Des toutes les questions à l’ordre du jour, l’une des moins complexes est celle des droits de douane à l’importation. Si les droits de douane entre les Etats-Unis et l’UE sont relativement bas comparés au reste du monde – 5,2 % en moyenne pour les biens à destination de l’UE et 3,5 % pour ceux à destination des Etats-Unis – le volume des échanges entre ces deux blocs économiques est tel que la moindre réduction se traduira par des économies substantielles.

"De nombreuses entreprises britanniques font déjà affaire avec les Etats-Unis, qui constituent notre premier marché à l’exportation, mais la libéralisation des droits de douane pourrait permettre aux entreprises britanniques d’économiser près d’un milliard de livres par an", assure Danny Lopez, le consul général de Grande-Bretagne à New York, dont la mission première est d’aider les entreprises britanniques à se développer aux Etats-Unis, et inversement.

Les droits de douane américains sont ainsi particulièrement prohibitifs sur le textile, l’habillement et les chaussures importés de l’Union européenne – ils s’élèvent respectivement à 40 %, 32 % et 56 %. Certains droits de douane sont également surprenants, comme les taxes sur les marchandises destinées à des marchés spécifiques, par exemple la vaisselle en céramique pour les hôtels et les restaurants : les importateurs doivent s’acquitter de taxes correspondant à près de 28 % du coût des articles simplement pour les exporter aux Etats-Unis.

L’UE taxe également le tabac à hauteur de 350 %, ce qui permet de couvrir une partie du coût des traitements médicaux des consommateurs et d’obtenir un prix suffisamment élevé pour dissuader de nombreux fumeurs en puissance de se mettre à la cigarette.
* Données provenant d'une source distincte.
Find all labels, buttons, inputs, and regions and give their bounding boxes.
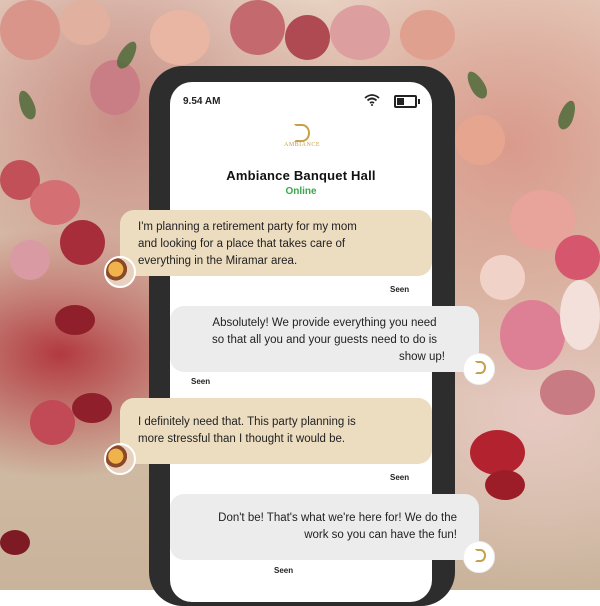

Les Etats-Unis devraient réclamer une réduction de ces taxes, mais leur appel risque de rencontrer peu d’écho en Europe.

A bien des égards, le salmigondis bureaucratique sera le "gros morceau" des négociations. Les discordances entre les bureaucraties américaines et européennes coûtent des milliards aux entreprises chaque année et représenteraient un manque à gagner de près de 9 milliards d’euros pour les entreprises britanniques.

Dans l’industrie automobile, par exemple, les constructeurs doivent crasher leurs véhicules dans un mur deux fois pour des tests de sécurité quasi-identiques.

De son côté, le secteur des cosmétiques fabrique des étiquettes différentes pour les articles vendus en Europe et aux Etats-Unis parce que les autorités de contrôle américaines n’acceptent pas le terme "aqua".

Ce traité devrait également faciliter grandement la circulation des avocats, des comptables et d’autres professionnels entre les deux "blocs", alors qu’ils étaient jusque-là cantonnés à celui pour lequel ils avaient été formés. C’est là un changement qui n’induira pas seulement des avantages économiques, mais ouvrira également des perspectives de carrière et de mode de vie totalement nouvelles pour des millions d’individus.

Si elles peuvent sembler anachroniques, et dans certains cas en décalage total avec les objectifs environnementaux, ces règles illustrent bien les possibles pierres d’achoppement des pourparlers. Des législations obsolètes ont pu rester en vigueur sous la pression de lobbys industriels puissants, souvent opposés à tout changement susceptible de durcir la concurrence internationale.